I have discussed the code running completely without mutate (or is it mutation?) at all attempts I made (contrary to what the book said), but one update is that, when I tried the same on 10, 100 on REPLIT (1 CPU, OTP 24 etc), then it kept dancing around 82, 87 for 200k iterations … but that aside, running all the code is strongly recommended if you ask me, even better with LiveBook. It gives a “feel” for what the author is trying to explain.

That’s my brief summary of my experience with chapter 1. A bunch of things I would like to do (Please folks, tell me if this would be futile):

Create a repository of livemds for the code
Try using the Nx data structures and functions to solve the same problems, who knows, if chapter permits, Explore?
Produce VegaLite charts.
Benchmark things on different backends (I will admit, I don’t even know what backends will do for these problems)

Anyways, I will try to pick one or more of those and share it with y’all. That’ll be all for my chapter 1. I briefly read chapter 2 and already like the way it built upon Chapter 1. Thank you @AstonJ and @stevensonmt for doing this.

stevensonmt · March 27, 2023, 2:43am

Maybe not that complex, but chapter 3 has an example of text matching.

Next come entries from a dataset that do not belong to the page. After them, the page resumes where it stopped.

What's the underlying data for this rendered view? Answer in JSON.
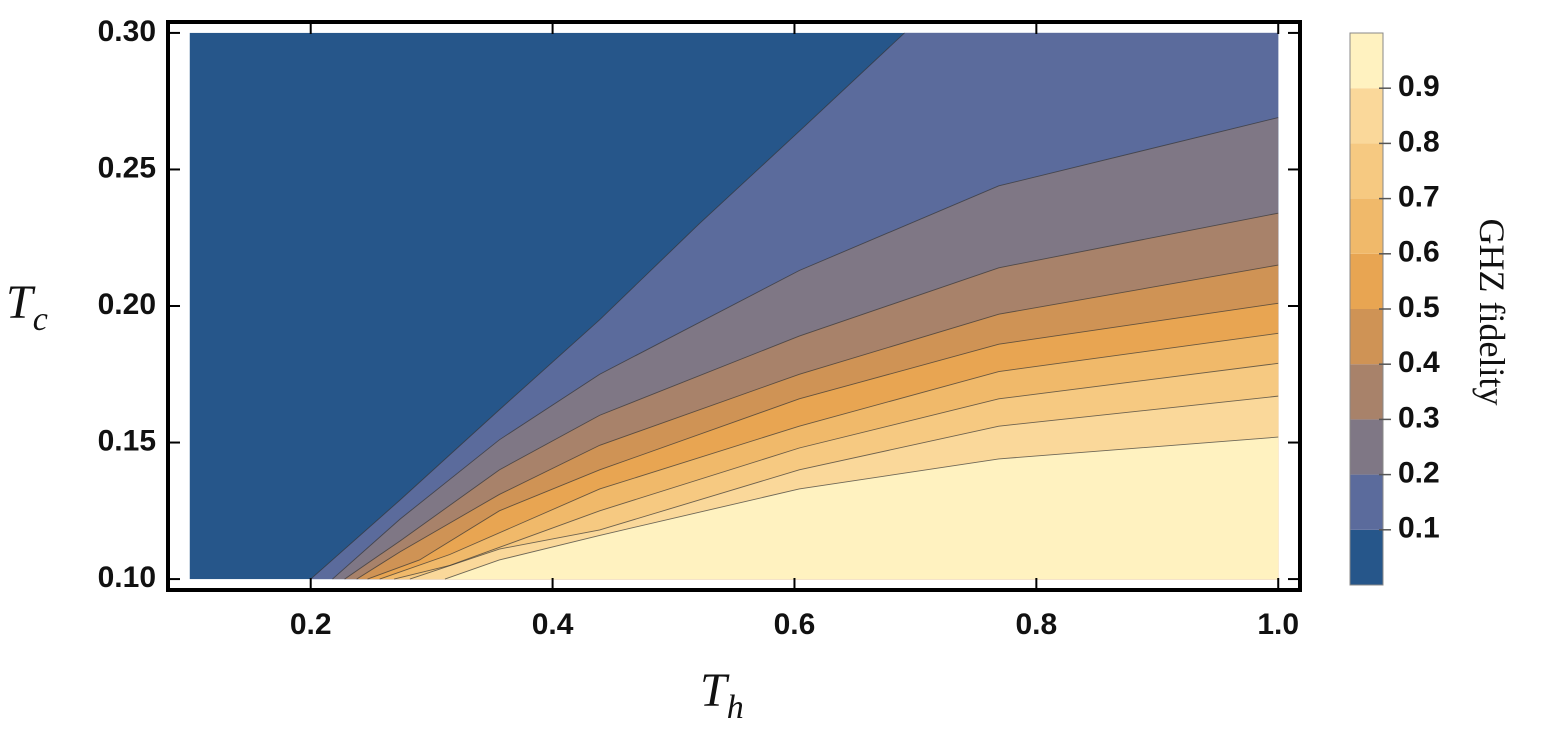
{
  "chart_data": {
    "type": "contour",
    "x_label": {
      "symbol": "T",
      "subscript": "h"
    },
    "y_label": {
      "symbol": "T",
      "subscript": "c"
    },
    "xlim": [
      0.082,
      1.018
    ],
    "ylim": [
      0.096,
      0.304
    ],
    "plot_range": {
      "x": [
        0.1,
        1.0
      ],
      "y": [
        0.1,
        0.3
      ]
    },
    "xticks": [
      0.2,
      0.4,
      0.6,
      0.8,
      {
        "value": 1.0,
        "label": "1.0"
      }
    ],
    "yticks": [
      {
        "value": 0.1,
        "label": "0.10"
      },
      0.15,
      {
        "value": 0.2,
        "label": "0.20"
      },
      0.25,
      {
        "value": 0.3,
        "label": "0.30"
      }
    ],
    "band_colors": [
      "#26568a",
      "#5b6b9c",
      "#7f7785",
      "#a8826a",
      "#cf9355",
      "#e8a552",
      "#f0b96a",
      "#f6c981",
      "#fad89a",
      "#fff2c0"
    ],
    "contours": [
      {
        "level": 0.1,
        "x": [
          0.2,
          0.274,
          0.356,
          0.439,
          0.521,
          0.604,
          0.691
        ],
        "y": [
          0.1,
          0.129,
          0.162,
          0.195,
          0.23,
          0.264,
          0.3
        ]
      },
      {
        "level": 0.2,
        "x": [
          0.218,
          0.274,
          0.356,
          0.439,
          0.604,
          0.769,
          1.0
        ],
        "y": [
          0.1,
          0.122,
          0.151,
          0.175,
          0.213,
          0.244,
          0.269
        ]
      },
      {
        "level": 0.3,
        "x": [
          0.228,
          0.274,
          0.356,
          0.439,
          0.604,
          0.769,
          1.0
        ],
        "y": [
          0.1,
          0.114,
          0.14,
          0.16,
          0.189,
          0.214,
          0.234
        ]
      },
      {
        "level": 0.4,
        "x": [
          0.238,
          0.274,
          0.356,
          0.439,
          0.604,
          0.769,
          1.0
        ],
        "y": [
          0.1,
          0.11,
          0.131,
          0.149,
          0.175,
          0.197,
          0.215
        ]
      },
      {
        "level": 0.5,
        "x": [
          0.247,
          0.29,
          0.356,
          0.439,
          0.604,
          0.769,
          1.0
        ],
        "y": [
          0.1,
          0.107,
          0.125,
          0.14,
          0.166,
          0.186,
          0.201
        ]
      },
      {
        "level": 0.6,
        "x": [
          0.257,
          0.315,
          0.439,
          0.604,
          0.769,
          1.0
        ],
        "y": [
          0.1,
          0.109,
          0.133,
          0.156,
          0.176,
          0.19
        ]
      },
      {
        "level": 0.7,
        "x": [
          0.269,
          0.315,
          0.439,
          0.604,
          0.769,
          1.0
        ],
        "y": [
          0.1,
          0.105,
          0.125,
          0.148,
          0.166,
          0.179
        ]
      },
      {
        "level": 0.8,
        "x": [
          0.282,
          0.356,
          0.439,
          0.604,
          0.769,
          1.0
        ],
        "y": [
          0.1,
          0.111,
          0.118,
          0.14,
          0.156,
          0.167
        ]
      },
      {
        "level": 0.9,
        "x": [
          0.311,
          0.356,
          0.439,
          0.604,
          0.769,
          1.0
        ],
        "y": [
          0.1,
          0.107,
          0.116,
          0.133,
          0.144,
          0.152
        ]
      }
    ],
    "colorbar": {
      "label": "GHZ fidelity",
      "lim": [
        0,
        1
      ],
      "ticks": [
        0.1,
        0.2,
        0.3,
        0.4,
        0.5,
        0.6,
        0.7,
        0.8,
        0.9
      ]
    }
  }
}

stevensonmt · March 27, 2023, 2:45am

What do you mean by iterator here? I’m mostly familiar with that in the context of Rust and think of anything that’s Enumerable in Elixir as being roughly analogous to Rust iterators via the Enum module.

code-shoily · March 27, 2023, 3:03am

My bad with quick typing on the phone. I mean ‘iteration-counter’ - something that keeps track of each iteration (I mean, every time algorithm is called). Thank you for catching this.

fceruti · March 27, 2023, 3:19am

Thanks, I just left an errata there, I was unaware that medium existed.